Our modern farming practices and those of the “green revolution” are not conducive to health of the Planet and neither to human health, and that especially not in what used to be called third-world countries and while, say, India, is quite industrialized in some way in other ways and aspects it is still a third-world country and, personally, I see nothing wrong with countries developing slower than we have developed in Britain, the US and elsewhere. That rapid development, be it in farming or otherwise, may not be and have been the best thing ever anyway.

The obsession with so-called weeds and their eradication by farmers has led to serious problems in the ecosystems and that, alas, mostly because we (all) seem to misunderstand what many weeds actually are, namely the ancestors of many of our cultivated crops.

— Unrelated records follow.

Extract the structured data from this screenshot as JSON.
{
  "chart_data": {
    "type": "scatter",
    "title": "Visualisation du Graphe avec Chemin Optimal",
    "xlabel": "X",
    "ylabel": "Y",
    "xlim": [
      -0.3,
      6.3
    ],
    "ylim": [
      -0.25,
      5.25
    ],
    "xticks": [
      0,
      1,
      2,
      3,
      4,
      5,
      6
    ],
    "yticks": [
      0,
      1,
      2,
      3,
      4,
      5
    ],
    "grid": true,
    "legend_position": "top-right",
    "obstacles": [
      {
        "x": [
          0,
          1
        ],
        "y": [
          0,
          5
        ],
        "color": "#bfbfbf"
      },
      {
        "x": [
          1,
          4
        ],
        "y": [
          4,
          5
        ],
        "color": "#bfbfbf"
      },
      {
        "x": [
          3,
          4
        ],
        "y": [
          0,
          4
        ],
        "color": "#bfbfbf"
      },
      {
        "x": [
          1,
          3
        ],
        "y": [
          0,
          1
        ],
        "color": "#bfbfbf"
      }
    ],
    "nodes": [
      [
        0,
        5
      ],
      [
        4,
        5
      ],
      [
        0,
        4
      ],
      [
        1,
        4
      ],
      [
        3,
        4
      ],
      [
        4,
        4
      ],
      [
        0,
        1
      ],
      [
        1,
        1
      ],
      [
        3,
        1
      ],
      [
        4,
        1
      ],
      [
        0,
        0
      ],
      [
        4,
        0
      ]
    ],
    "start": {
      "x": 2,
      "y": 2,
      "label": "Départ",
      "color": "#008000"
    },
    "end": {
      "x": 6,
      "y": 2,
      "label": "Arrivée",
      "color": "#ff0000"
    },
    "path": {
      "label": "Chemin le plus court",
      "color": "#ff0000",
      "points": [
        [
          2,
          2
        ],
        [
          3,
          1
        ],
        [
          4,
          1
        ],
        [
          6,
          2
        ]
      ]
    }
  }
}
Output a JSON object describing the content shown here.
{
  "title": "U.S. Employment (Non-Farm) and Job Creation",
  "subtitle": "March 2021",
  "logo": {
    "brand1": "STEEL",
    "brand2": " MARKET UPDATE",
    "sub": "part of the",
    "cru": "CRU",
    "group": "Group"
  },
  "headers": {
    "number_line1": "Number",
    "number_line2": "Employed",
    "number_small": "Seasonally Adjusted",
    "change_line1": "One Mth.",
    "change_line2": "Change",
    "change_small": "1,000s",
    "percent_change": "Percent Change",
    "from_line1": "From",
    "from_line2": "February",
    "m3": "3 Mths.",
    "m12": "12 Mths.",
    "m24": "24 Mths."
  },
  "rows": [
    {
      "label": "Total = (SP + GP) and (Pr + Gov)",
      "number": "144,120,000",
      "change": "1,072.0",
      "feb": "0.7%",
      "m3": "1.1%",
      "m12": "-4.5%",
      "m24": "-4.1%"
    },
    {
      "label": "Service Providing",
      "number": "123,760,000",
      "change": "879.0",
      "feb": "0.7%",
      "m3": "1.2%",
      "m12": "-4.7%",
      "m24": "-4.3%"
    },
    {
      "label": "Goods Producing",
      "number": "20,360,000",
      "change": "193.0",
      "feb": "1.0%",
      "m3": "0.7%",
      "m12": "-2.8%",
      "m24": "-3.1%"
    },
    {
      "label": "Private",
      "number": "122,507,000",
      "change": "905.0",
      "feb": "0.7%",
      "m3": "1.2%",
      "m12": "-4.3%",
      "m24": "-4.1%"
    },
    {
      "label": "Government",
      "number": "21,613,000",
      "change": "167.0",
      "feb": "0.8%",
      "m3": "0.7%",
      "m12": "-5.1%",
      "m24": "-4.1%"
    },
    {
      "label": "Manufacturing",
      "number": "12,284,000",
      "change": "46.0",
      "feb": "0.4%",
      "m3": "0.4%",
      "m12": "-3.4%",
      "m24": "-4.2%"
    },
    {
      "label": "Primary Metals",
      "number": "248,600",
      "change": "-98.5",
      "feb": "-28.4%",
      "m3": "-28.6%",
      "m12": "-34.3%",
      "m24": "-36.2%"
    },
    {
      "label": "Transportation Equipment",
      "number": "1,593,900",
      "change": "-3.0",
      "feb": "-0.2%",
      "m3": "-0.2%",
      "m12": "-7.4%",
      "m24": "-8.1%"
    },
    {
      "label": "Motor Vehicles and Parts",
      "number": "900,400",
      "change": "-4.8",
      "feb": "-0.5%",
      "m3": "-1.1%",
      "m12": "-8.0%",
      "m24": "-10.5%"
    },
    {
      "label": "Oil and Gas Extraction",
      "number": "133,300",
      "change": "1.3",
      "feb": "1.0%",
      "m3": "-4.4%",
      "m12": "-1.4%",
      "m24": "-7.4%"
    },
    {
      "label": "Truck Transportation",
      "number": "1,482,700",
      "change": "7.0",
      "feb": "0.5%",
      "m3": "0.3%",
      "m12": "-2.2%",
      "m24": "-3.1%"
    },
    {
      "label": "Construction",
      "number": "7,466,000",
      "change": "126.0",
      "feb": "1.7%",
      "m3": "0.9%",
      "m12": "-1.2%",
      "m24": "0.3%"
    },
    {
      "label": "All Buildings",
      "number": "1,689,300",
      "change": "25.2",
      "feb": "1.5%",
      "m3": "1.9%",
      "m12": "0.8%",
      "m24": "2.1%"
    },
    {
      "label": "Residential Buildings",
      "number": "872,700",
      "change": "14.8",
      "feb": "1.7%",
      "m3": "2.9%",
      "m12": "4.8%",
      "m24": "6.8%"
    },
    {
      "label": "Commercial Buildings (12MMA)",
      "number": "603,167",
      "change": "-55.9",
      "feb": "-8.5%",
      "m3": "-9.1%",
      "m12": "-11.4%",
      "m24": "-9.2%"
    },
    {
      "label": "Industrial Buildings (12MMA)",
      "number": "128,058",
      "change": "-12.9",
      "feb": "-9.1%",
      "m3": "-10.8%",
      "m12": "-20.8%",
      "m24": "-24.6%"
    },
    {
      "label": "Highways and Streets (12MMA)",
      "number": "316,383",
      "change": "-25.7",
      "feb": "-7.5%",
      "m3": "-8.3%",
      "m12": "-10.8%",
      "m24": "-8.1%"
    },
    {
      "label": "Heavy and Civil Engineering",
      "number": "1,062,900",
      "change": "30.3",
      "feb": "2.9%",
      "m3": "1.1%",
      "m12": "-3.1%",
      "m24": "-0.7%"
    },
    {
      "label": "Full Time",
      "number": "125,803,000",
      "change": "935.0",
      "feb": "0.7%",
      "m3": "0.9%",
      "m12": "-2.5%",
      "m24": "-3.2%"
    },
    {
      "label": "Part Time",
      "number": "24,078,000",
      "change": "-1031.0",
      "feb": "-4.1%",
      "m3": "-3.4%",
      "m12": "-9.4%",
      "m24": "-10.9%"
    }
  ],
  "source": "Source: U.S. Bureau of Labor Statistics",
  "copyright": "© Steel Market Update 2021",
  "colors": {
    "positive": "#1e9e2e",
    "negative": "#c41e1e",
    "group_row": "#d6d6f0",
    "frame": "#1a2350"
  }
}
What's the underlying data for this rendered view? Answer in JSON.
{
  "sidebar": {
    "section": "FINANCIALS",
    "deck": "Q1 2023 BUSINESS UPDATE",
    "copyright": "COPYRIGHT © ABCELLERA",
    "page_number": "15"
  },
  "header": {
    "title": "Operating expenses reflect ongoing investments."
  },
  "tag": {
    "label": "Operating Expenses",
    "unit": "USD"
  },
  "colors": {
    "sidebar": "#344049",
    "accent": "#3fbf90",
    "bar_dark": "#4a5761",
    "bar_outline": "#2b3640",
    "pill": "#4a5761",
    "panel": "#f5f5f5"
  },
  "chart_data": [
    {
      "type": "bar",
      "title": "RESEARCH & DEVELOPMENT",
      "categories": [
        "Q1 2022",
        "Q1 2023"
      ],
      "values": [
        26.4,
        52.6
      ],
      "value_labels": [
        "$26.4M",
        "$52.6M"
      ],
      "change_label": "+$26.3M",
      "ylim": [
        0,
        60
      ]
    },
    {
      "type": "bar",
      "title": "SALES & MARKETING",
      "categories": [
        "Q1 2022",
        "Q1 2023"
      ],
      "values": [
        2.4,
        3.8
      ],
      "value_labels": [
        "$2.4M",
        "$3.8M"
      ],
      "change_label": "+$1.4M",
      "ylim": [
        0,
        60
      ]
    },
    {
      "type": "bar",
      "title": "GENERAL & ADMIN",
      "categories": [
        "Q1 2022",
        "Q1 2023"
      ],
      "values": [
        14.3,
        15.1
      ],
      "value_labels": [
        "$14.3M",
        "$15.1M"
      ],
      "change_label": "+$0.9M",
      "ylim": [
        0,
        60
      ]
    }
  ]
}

As I have said above there are many so-called weeds that are, nutritionally, much better than the crops that have been cultivated from them and this does not just go for goosefoot (although there does not really seem to be a cultivar of that genus, as far as I can see). Dandelion, though that being a different subject, is one of those weeds that everyone obsesses with as regards to eradication of “weeds”. It is, however, a plant that is extremely beneficial and good to eat and in some countries, France being one of them, it is often deliberately grown in kitchen gardens.

In summing up one could say that the co-called “green revolution” was not very green, as in environmentally beneficial, at all and also in many cases does not really have benefited people either.